An Enantioselective Aromatic Finkelstein Reaction

Author: ChemistryViews

The classic Finkelstein reaction involves a halide exchange and is used for the preparation of alkyl iodides from alkyl bromides or chlorides. Analogously, the copper-catalyzed aromatic Finkelstein reaction exchanges a Br substituent at an aromatic ring with an I substituent. An enantioselective variant of the aromatic Finkelstein reaction had not been reported so far.

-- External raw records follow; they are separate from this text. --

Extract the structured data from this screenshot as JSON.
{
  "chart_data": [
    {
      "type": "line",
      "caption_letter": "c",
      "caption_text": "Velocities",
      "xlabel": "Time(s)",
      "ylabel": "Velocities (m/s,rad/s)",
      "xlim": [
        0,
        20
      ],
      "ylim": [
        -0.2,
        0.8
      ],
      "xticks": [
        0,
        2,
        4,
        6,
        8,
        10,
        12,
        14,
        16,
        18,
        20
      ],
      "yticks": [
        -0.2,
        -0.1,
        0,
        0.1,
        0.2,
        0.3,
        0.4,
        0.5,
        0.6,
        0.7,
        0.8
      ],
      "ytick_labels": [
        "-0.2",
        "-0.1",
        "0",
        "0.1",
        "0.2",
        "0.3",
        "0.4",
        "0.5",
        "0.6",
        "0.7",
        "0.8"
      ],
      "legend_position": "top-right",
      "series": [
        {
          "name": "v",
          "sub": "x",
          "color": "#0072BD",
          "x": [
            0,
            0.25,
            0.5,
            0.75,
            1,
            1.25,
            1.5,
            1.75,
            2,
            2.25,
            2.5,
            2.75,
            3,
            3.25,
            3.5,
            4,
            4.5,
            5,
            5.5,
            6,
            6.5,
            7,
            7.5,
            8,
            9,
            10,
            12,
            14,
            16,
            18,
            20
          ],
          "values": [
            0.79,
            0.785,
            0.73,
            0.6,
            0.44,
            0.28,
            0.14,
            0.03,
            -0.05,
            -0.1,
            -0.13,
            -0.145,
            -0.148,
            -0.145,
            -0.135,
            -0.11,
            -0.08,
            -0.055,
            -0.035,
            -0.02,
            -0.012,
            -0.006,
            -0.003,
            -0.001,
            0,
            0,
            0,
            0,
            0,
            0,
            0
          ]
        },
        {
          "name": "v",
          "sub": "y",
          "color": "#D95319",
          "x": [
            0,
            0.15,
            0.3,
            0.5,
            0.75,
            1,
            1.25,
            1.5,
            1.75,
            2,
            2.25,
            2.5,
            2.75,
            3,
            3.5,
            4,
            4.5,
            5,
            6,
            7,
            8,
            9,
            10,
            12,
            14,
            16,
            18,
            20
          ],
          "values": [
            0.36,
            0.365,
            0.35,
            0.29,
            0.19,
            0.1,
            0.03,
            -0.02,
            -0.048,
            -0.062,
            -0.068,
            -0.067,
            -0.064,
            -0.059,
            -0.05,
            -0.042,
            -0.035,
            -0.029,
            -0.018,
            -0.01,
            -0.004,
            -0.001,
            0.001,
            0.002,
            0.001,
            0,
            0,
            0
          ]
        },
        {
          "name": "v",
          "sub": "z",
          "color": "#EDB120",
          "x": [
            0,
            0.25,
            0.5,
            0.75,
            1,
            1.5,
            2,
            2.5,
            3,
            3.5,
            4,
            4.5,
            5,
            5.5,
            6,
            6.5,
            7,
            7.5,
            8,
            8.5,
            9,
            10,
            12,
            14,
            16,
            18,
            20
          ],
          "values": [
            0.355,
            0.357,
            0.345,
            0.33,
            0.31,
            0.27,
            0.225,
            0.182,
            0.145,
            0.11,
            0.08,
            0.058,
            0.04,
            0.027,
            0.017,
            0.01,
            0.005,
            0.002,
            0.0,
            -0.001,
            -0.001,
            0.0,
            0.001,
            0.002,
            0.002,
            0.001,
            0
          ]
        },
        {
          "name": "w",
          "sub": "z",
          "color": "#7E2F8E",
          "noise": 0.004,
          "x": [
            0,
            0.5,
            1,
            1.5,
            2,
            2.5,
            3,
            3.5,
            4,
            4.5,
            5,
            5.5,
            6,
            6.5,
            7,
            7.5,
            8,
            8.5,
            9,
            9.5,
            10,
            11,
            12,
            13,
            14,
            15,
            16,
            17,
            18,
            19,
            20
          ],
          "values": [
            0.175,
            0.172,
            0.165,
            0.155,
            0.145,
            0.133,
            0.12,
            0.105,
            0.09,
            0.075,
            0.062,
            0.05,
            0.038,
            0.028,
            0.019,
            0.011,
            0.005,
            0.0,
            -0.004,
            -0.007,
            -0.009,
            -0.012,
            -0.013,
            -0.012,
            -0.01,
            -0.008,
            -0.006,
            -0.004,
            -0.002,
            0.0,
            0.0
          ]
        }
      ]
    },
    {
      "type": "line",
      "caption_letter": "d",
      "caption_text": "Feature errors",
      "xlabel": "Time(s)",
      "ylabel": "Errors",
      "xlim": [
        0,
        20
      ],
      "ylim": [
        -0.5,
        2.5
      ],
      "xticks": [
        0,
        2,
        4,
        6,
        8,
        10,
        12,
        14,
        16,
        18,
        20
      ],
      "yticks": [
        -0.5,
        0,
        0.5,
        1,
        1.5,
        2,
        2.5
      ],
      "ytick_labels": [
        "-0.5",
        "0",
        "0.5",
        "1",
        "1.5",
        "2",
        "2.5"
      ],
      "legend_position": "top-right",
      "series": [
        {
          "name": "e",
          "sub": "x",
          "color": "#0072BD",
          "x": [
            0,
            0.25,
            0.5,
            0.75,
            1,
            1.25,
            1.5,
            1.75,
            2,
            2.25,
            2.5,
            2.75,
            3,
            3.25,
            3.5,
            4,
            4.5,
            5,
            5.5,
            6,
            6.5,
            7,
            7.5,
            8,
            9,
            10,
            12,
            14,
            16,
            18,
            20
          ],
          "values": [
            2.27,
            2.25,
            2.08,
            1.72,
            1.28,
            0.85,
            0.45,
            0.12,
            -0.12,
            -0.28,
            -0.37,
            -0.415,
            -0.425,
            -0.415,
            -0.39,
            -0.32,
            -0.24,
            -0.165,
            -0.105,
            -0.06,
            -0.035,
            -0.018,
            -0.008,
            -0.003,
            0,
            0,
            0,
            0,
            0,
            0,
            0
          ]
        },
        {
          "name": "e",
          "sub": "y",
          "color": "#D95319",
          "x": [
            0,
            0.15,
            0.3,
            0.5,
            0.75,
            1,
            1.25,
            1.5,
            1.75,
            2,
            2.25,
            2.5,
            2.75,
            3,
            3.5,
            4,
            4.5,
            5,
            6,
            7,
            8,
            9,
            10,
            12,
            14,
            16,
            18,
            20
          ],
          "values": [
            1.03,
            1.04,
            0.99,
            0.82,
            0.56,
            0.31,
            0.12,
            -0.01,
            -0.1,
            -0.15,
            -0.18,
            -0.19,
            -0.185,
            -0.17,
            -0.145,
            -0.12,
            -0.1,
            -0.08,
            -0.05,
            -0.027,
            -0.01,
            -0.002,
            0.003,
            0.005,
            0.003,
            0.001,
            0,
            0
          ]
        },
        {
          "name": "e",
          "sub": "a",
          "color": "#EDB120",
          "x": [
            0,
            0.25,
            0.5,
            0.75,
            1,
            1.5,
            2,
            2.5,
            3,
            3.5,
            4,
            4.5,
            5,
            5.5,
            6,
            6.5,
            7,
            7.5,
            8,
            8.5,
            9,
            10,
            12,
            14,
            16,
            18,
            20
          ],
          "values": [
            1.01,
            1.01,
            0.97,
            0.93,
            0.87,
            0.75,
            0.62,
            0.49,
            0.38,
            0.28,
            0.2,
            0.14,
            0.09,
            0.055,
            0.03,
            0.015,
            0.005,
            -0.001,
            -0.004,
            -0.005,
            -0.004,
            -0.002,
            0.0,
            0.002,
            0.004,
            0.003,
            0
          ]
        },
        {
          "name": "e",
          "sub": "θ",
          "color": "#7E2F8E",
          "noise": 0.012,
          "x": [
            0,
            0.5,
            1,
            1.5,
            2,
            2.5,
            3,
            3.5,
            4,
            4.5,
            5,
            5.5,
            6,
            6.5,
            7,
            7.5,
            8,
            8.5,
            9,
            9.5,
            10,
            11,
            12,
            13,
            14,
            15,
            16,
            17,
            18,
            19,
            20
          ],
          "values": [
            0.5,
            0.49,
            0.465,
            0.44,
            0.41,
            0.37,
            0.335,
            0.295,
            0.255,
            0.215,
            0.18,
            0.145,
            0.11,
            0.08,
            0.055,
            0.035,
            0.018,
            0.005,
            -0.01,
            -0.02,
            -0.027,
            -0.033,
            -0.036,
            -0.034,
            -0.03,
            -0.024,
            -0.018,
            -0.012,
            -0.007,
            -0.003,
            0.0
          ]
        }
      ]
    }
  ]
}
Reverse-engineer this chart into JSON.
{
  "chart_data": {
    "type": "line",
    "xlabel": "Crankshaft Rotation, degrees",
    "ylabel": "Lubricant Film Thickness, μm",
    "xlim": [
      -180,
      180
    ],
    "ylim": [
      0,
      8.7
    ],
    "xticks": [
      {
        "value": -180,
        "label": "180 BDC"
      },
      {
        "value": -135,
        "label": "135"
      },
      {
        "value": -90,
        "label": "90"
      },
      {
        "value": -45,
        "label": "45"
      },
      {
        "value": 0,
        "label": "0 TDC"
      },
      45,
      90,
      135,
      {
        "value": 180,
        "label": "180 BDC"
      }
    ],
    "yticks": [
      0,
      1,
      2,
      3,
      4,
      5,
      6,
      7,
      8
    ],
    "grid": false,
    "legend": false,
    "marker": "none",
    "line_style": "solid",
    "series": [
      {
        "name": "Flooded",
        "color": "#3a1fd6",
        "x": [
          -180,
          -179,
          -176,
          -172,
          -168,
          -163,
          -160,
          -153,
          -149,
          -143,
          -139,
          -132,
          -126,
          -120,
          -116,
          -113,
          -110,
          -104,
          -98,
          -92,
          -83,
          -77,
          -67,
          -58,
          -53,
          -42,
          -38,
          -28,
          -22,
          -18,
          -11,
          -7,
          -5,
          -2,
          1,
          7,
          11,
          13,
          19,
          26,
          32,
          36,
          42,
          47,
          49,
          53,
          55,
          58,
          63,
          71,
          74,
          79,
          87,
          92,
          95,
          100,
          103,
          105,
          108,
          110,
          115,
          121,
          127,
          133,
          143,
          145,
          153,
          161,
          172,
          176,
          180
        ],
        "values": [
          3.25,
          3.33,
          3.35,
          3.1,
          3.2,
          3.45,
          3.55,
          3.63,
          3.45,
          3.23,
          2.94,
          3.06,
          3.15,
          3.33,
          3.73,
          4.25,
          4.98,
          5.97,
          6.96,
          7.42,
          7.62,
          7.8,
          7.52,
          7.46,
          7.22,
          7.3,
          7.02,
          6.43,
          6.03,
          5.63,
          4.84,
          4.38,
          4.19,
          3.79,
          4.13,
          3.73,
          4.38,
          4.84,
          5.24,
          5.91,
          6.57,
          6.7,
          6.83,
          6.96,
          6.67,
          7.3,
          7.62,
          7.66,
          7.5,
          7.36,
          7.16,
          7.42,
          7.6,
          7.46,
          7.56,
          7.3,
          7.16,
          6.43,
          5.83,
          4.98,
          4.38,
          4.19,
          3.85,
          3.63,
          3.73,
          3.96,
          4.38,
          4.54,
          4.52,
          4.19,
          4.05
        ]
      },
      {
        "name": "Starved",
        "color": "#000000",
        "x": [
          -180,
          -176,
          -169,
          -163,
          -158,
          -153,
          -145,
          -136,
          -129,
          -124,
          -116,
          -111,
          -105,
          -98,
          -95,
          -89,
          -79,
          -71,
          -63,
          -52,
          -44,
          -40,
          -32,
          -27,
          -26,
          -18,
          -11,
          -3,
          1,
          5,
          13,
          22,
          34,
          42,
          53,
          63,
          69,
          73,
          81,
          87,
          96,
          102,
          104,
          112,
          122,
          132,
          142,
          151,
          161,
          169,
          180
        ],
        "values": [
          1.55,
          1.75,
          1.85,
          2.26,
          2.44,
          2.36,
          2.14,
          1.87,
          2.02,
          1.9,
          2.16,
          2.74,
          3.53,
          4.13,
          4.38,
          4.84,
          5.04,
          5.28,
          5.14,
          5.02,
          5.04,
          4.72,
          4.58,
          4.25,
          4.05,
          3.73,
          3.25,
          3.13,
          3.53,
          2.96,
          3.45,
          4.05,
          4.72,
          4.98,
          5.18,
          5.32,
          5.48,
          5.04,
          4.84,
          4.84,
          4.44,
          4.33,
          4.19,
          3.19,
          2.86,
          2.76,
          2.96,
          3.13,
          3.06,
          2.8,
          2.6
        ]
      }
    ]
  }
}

Matthew S. Sigman, University of Utah, Salt Lake City, USA, Scott J. Miller, Yale University, New Haven, CT, USA, and colleagues have developed an enantioselective aromatic Finkelstein reaction that can be used for the remote desymmetrization of diarylmethanes (general product structure pictured, TFA = trifluoroacetyl). The reaction is copper-catalyzed and uses a guanidinylated peptide ligand. In the transformation, one of two Br substituents is selectively replaced with an I substituent, giving chiral products.

The team used Cu(MeCN)4BF4 as the catalyst and a tetrameric β-turn peptide as the ligand together with K3PO4 and NaI for stereoselective bromide-to-iodide substitutions in a range of achiral, dibromosubstituted diarylmethanes. The resulting iodinated products were not isolated, but can be further transformed using a variety of transformations that selectively occur at the C–I bond over the C–Br bond and give useful products. The team used, e.g, a Heck reaction with ethyl acrylate, a Larock-type indole formation, or a Suzuki reaction with 3-methoxyphenylboronic acid.